Researchers work in the “MEC hutch” of SLAC’s LCLS Far Experiment Hall. The MEC optical laser system creates extreme temperatures and pressures in materials and the LCLS X-ray laser beam captures the material’s response. (Image by Matt Beardsley/SLAC)

Lawrence Livermore National Laboratory’s expertise in developing high-energy lasers is being tapped to provide a key component of a major upgrade to SLAC National Accelerator Laboratory’s Linac Coherent Light Source (LCLS). Over the next several years, LLNL’s Advanced Photon Technologies (APT) program will design and construct one of the world’s most powerful petawatt (quadrillion-watt) laser systems for installation in an upgraded Matter in Extreme Conditions (MEC) experimental facility at LCLS, funded by the Department of Energy’s Office of Science-Fusion Energy Sciences program.

The new laser will pair with the LCLS X-ray free-electron laser (XFEL) to advance the understanding of high-energy density (HED) physics, plasma physics, fusion energy, laser-plasma interactions, astrophysics, planetary science and other physical phenomena.

The existing MEC facility uses optical lasers coupled to X-ray laser pulses from LCLS to probe the characteristics of matter at extreme temperatures and pressures. MEC experiments have produced groundbreaking science, such as the first observations of “diamond rain” under conditions thought to exist deep inside giant icy planets like Uranus and Neptune.

The MEC-Upgrade (MEC-U) is motivated in part by increasing calls for the United States to re-establish world-class leadership in high-power laser technology. SLAC is partnering with LLNL and the University of Rochester’s Laboratory for Laser Energetics (LLE) to design and construct the MEC-U facility in a new underground cavern. LLNL’s rep-rated laser (RRL), able to fire at up to 10 Hz (10 pulses per second), and a high-energy kilojoule laser developed by LLE will feed into two new experimental areas containing a target chamber and a suite of dedicated diagnostics tailored for HED science.

The LCLS, part of SLAC’s two-mile-long linear particle accelerator in Menlo Park, Calif., is capable of delivering 120 X-ray pulses a second, each one lasting a few femtoseconds (quadrillionths of a second). A concurrent upgrade, dubbed LCLS-II, will deliver a million pulses a second in an almost continuous X-ray beam that, on average, will be 10,000 times brighter and will double the X-ray energy previously attainable.

“Marrying the latest and the best ultrafast laser technologies with the LCLS beamline at the MEC-U facility will give the United States a fundamentally new high-throughput HED capability for discovery science and national security research,” said Vincent Tang, NIF & Photon Science program director for High Energy Density and Photon Systems. “We will be able to rapidly increase our understanding of plasmas and materials at extreme pressures and temperatures, while advancing our ability to operate HED technologies and systems at a repetition rate and scale relevant to important future applications like inertial fusion energy.”

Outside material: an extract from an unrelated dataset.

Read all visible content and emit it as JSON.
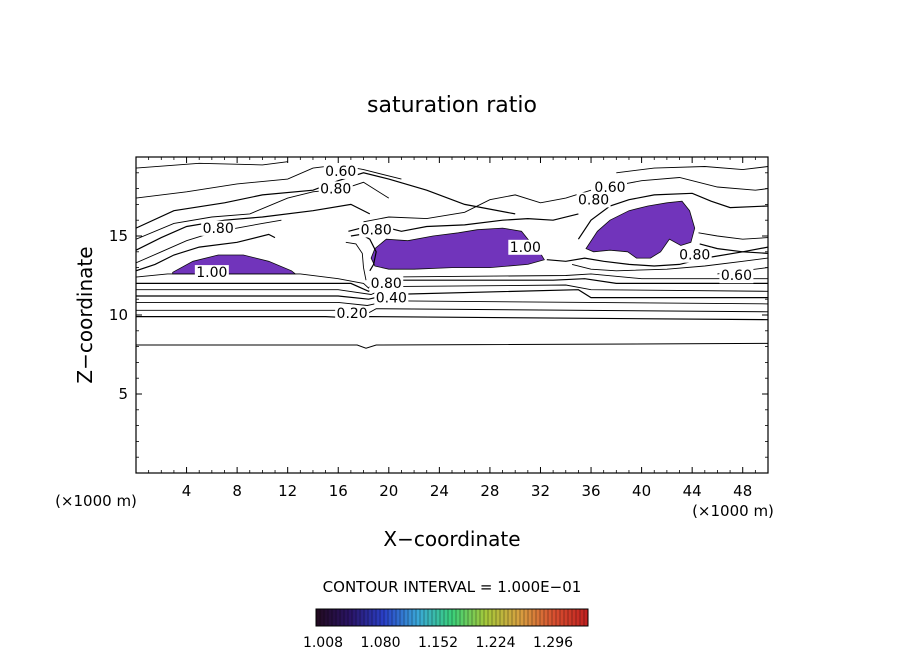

The National Nuclear Security Administration (NNSA) has also expressed interest in developing a high-energy long-pulse laser that could team with LCLS to support NNSA’s core mission areas. Among the goals would be to improve scientists’ ability to predict the performance of next-generation materials in extreme environments, understand how material aging affects material properties, and study the microphysics of inertial confinement fusion.

Tom Spinka, project manager and chief scientist for LLNL’s RRL, said that it will be a simplified and more energetic version of the High-Repetition-Rate Advanced Petawatt Laser System (HAPLS), designed and developed by the APT Program from 2014 to 2018. HAPLS, the world’s first all-diode-pumped petawatt laser, is now a key component of the European Union’s Extreme Light Infrastructure Beamlines facility in the Czech Republic.

“The RRL will build on the groundbreaking work that was done on HAPLS,” Spinka said. “It will pair the direct chirped-pulse amplification technique used in NIF’s flashlamp-pumped neodymium-doped glass Advanced Radiographic Capability with the HAPLS diode-pumped glass pump laser technology in a refined architecture developed through LLNL’s Laboratory Directed Research and Development program. This architecture, originally dubbed the Scalable High-power Advanced Radiographic Capability, or SHARC, eliminates the lossy second (titanium-doped sapphire) stage of the HAPLS laser system, ultimately delivering about five times higher energy than HAPLS at the same peak power and repetition rate.”

LLNL’s RRL for the MEC-U facility will be developed in parallel with performance ramping of the HAPLS (now known as L3-HAPLS) laser at ELI-Beamlines to its full design specifications. It also will leverage additional advanced laser technologies being developed by APT, including a new high-energy Faraday rotator developed under a Cooperative Research and Development Agreement with Electro-Optics Technologies Inc.